Op de tafel staat een rechthoekig doosje. Bovenop zijn vier knopjes zichtbaar, in verschillende kleuren, plus een schermpje. Voorop licht een groot scherm op, met links ervan een kleintje en een draaiknop. ,,Dit is hem”, zegt Jan Ruerd Oosterhaven. ,,De ImproMachine. Ik noem hem ‘John’, naar componist John Cage. Het ontwerp is een beetje old school, jaren 90.”
Oosterhaven (32) is musicus, denker, instrumentbouwer, beeldend kunstenaar en computerprogrammeur. Sinds enkele jaren doceert hij het vak Vrije Improvisatie aan muziekstudenten van het Prins Claus Conservatorium in Groningen. Speciaal daarvoor ontwierp, bouwde en programmeerde hij de ImproMachine, die tijdens zijn lessen als ‘spelleider’ fungeert.

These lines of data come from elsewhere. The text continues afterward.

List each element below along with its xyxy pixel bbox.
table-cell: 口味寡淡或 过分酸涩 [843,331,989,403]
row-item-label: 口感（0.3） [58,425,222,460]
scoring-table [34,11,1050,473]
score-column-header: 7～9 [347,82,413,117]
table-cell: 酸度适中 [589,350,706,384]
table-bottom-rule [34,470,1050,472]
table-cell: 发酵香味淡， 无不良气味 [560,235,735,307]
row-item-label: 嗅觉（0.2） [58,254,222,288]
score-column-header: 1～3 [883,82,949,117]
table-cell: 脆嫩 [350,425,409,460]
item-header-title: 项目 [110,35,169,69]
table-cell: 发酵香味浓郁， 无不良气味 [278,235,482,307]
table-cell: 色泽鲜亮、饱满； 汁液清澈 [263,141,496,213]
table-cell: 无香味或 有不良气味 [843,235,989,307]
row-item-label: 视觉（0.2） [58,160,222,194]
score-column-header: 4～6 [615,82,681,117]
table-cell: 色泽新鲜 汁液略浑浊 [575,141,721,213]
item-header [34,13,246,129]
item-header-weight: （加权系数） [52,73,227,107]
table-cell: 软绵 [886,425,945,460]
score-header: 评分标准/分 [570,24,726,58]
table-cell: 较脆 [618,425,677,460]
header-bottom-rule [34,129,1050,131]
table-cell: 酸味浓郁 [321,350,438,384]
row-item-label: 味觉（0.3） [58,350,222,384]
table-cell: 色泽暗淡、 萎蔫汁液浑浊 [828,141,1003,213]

,,Ik wilde mijn eigen rol als docent neutraliseren door een apparaat te maken dat op basis van toeval instructies geeft”, vertelt hij. ,,Een machine die buiten de student-docentrelatie staat.” In de muziek van Cage speelt toeval een grote rol, vandaar de naam ‘John’. Het apparaat van Oosterhaven is namelijk het vleesgeworden toeval.
Willekeurige keuzes
,,De ImproMachine maakt min of meer willekeurig een aantal keuzes. Het begint met de omvang en aard van het ensemble: hoeveel spelers doen mee aan de improvisatie en welke instrumenten worden bespeeld? Als de spelers een extra beperking willen, kunnen ze bijvoorbeeld op deze knop drukken: dan horen ze een soundtrack die als basis van de improvisatie kan dienen.”
Dat kan een bekend muziekfragment zijn, maar ook geluid van een bouwplaats. En zo kan het apparaat nog veel meer beperkingen opleggen, zoals een set noten of een thema (,,dat kan een woord zijn, maar ook een gedicht”). De ImproMachine kan ook ter plekke grafische notaties genereren die richting geven aan het spel.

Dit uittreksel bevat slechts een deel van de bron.